A corner for books I found important. My first single shelf grew to a wall, and half of another. I never chanced on a first edition, or indeed on any valuable volumes, but spent many profitable hours browsing over old and interesting books with my customer friends. There was no library at that time in our area and I soon carried contemporary paper-backs for the local people for purchase or exchange. Two very elderly ladies would have nothing but Westerns, and regularly took two each every week, and a work-worn, wonderful old woman, struggling continually with ill-health, came every day for a "RO-mance" to see her through the night. She would countenance no book that hinted at realism - her days were too full of that.

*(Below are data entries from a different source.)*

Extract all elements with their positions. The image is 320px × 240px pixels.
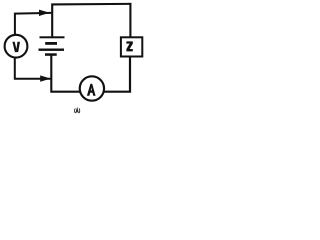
label Z xyxy=(126,41,132,51)
caption (A) xyxy=(75,108,80,113)
label V xyxy=(12,42,20,52)
impedance Z1 box xyxy=(121,37,142,56)
wire voltmeter bottom lead xyxy=(15,58,51,79)
arrowhead top probe xyxy=(39,10,50,16)
wire main loop top: battery top to Z box top xyxy=(52,4,130,37)
arrowhead bottom probe xyxy=(40,75,50,81)
battery B1 plate short bottom xyxy=(45,53,57,56)
battery B1 plate long top xyxy=(40,36,65,38)
wire voltmeter top lead xyxy=(15,13,51,35)
wire Z box bottom to bottom-right corner to ammeter right xyxy=(104,57,130,91)
battery B1 plate short xyxy=(45,42,57,45)
battery B1 plate long xyxy=(39,49,65,51)
wire ammeter left to bottom-left corner to battery bottom xyxy=(51,55,80,91)
voltmeter V1 circle xyxy=(5,35,28,58)
label A xyxy=(87,84,96,96)
ammeter A1 circle xyxy=(80,76,104,100)
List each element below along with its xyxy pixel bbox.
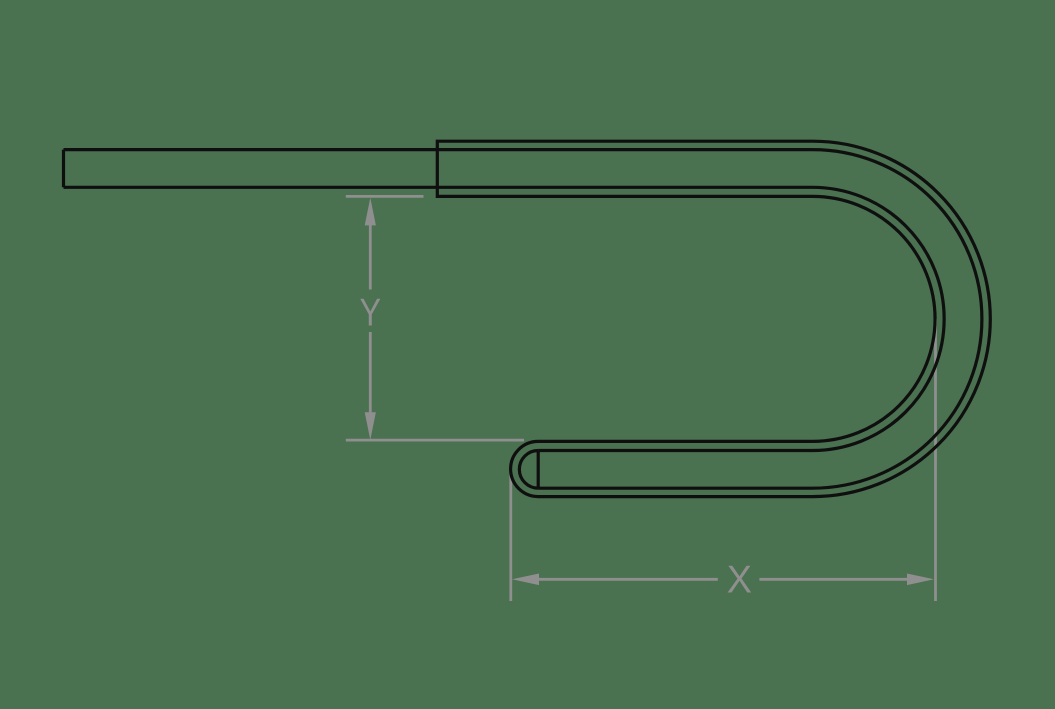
dimension Y bottom arrowhead	[365, 412, 376, 440]
dimension X right arrowhead	[907, 574, 934, 586]
dimension Y top extension line	[346, 195, 424, 198]
dimension X left arrowhead	[512, 574, 539, 586]
svg-text:X: X	[727, 558, 752, 602]
sleeve (outer hose) outline with J-bend and rounded end cap	[437, 141, 990, 496]
dimension X line shaft	[538, 578, 908, 581]
tube (inner hose) outline with J-bend	[64, 150, 982, 489]
dimension Y line shaft	[369, 222, 372, 414]
dimension X right extension line	[934, 319, 937, 601]
sleeve inner wall end cap	[519, 451, 538, 489]
svg-text:Y: Y	[360, 291, 382, 335]
dimension Y top arrowhead	[365, 198, 376, 226]
dimension X left extension line	[509, 469, 512, 601]
dimension Y bottom extension line	[346, 439, 524, 442]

Shortly after I opened this shop, I had a visitor - another old woman, one who strode daily through our streets with a gnarled stick like a quarter-staff. Tall, incredibly thin and wrinkled, quite toothless with strong nose and chin almost meeting in the traditional manner, unsmiling, she handed me a parcel. "A Prethent" she stated, and marched away. I was electrified to find a rather terrifying-looking black china cat with an open red mouth. I was immediately convinced she was a witch, placed the cat in the window "N.F.S." and waited to learn whether she wished me well or ill. The little business prospered modestly, so I concluded her influence was benign.

I am not now in junk trading but the lull, I hope and believe, is temporary, because being a junk addict is for always.